Differential Recursive Evaluation for Efficient Tuple Processing
Find Innovative SolutionsGenerate Solutions
Solution Overview
Problem
Existing methods for evaluating recursive statements, such as naive and semi-naive evaluation, are computationally inefficient and limited in their applicability, leading to significant time and space bottlenecks due to redundant computations and inability to handle complex programs.
Innovation Solution
Differential recursive evaluation uses approximate difference operators to compute new tuples between iterations, automatically generating delta and epsilon expressions to focus on changed data, sacrificing precision for significant speed-ups and broader applicability.

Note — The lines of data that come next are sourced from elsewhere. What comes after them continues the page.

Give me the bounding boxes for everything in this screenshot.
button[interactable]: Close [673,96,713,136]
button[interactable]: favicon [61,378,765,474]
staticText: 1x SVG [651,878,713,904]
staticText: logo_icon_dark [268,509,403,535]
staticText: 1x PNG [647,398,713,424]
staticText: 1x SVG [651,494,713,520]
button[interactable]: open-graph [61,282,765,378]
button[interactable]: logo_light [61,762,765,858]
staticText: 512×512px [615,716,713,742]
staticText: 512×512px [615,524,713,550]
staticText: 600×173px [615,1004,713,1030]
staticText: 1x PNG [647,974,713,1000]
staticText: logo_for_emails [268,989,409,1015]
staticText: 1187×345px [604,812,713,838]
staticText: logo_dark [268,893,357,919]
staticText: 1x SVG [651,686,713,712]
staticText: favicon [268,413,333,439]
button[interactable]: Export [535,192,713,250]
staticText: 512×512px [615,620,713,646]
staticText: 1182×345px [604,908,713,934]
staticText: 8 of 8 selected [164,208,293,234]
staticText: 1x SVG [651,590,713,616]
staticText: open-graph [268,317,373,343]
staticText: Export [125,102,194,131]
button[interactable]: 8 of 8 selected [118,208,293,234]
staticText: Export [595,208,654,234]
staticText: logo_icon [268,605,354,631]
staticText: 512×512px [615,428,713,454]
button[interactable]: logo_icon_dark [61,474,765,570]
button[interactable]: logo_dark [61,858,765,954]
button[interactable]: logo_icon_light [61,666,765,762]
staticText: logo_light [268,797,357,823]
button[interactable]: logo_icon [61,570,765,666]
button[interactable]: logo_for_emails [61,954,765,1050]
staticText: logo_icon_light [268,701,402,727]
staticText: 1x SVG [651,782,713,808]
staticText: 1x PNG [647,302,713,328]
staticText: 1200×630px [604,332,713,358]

Engineering Contradictions & Design Principles
Engineering Contradiction Analysis
1Reliability
If naive evaluation is used to evaluate recursive statements, then all tuples are considered in each iteration ensuring completeness, but computational efficiency deteriorates due to redundant computations
Solution Approach 1:
The patent segments the evaluation process by dividing tuples into three categories: new tuples (added in current iteration), old tuples (present in previous iteration), and removed tuples (no longer valid). This segmentation allows the system to process only relevant tuples rather than all tuples, eliminating redundant computations while maintaining evaluation completeness.
Solution Approach 2:
The patent implements dynamic evaluation by maintaining a differential relation that changes across iterations. The evaluation engine dynamically adjusts which tuples are processed based on the differential between current and previous iterations, transitioning from static complete evaluation to dynamic incremental evaluation, thereby improving computational efficiency.
2Productivity
If semi-naive evaluation is used to reduce redundant computations, then computational efficiency improves, but applicability deteriorates due to inability to handle complex programs
Solution Approach 1:
The patent extends segmentation to handle complex programs by categorizing tuples into new, old, and removed sets, and by applying differential evaluation to all types of terms including existential, universal, and aggregate terms. This comprehensive segmentation approach maintains efficiency while expanding applicability to complex program structures that semi-naive evaluation cannot handle.
Solution Approach 2:
The patent creates a universal evaluation framework that handles multiple term types (existential, universal, aggregate) and various program structures through a single differential evaluation mechanism. This multi-functional approach replaces the limited semi-naive evaluation with a comprehensive system that maintains computational efficiency across diverse and complex program scenarios.
3Productivity
If differential recursive evaluation uses approximate difference operators to focus on changed data, then evaluation speed improves, but precision deteriorates due to approximation
Solution Approach 1:
The patent applies partial action by computing only the differential portion of tuple changes rather than complete tuple comparisons. The approximate difference operators compute a subset of changes that are sufficient for incremental evaluation, sacrificing some precision in intermediate steps while maintaining overall evaluation accuracy through iterative refinement.
Solution Approach 2:
The patent implements feedback mechanisms where the results of approximate difference computations are fed back into the evaluation process. The evaluation engine uses the approximate differentials to guide subsequent iterations, refining the results and compensating for approximation errors, thereby maintaining precision while benefiting from speed improvements.
4Reliability
If traditional evaluation methods are used, then computational soundness is maintained, but time consumption increases due to inability to prune redundant computations
Solution Approach 1:
The patent applies preliminary action by pre-computing and storing the differential relation between iterations. The evaluation engine prepares differential expressions in advance that identify which tuples have changed, allowing it to prune redundant computations before they occur. This preliminary preparation maintains computational soundness while significantly reducing time consumption.
Solution Approach 2:
The patent discards tuples that have not changed between iterations and recovers only the necessary differential information. By discarding redundant tuple evaluations and recovering only the essential changes through differential operators, the system maintains computational soundness while eliminating unnecessary time consumption.
Data Source
AI summary
Methods, systems, and apparatus, including computer programs encoded on computer storage media, for performing differential recursive evaluation. One of the methods includes receiving an original recursive expression that defines tuples belonging to an output relation. A final delta expression is generated including repeatedly applying one or more delta rules to the initial delta expression, wherein the final delta expression has at least one call to a delta relation that represents tuples generated by the final delta expression on a previous iteration. Until the final delta expression generates no new tuples, the final delta expression is evaluated using the tuples computed by the final delta expression on the previous iteration wherever the call to the delta relation occurs and the output relation is updated including adding to the output relation any tuples newly generated by evaluating the final delta expression.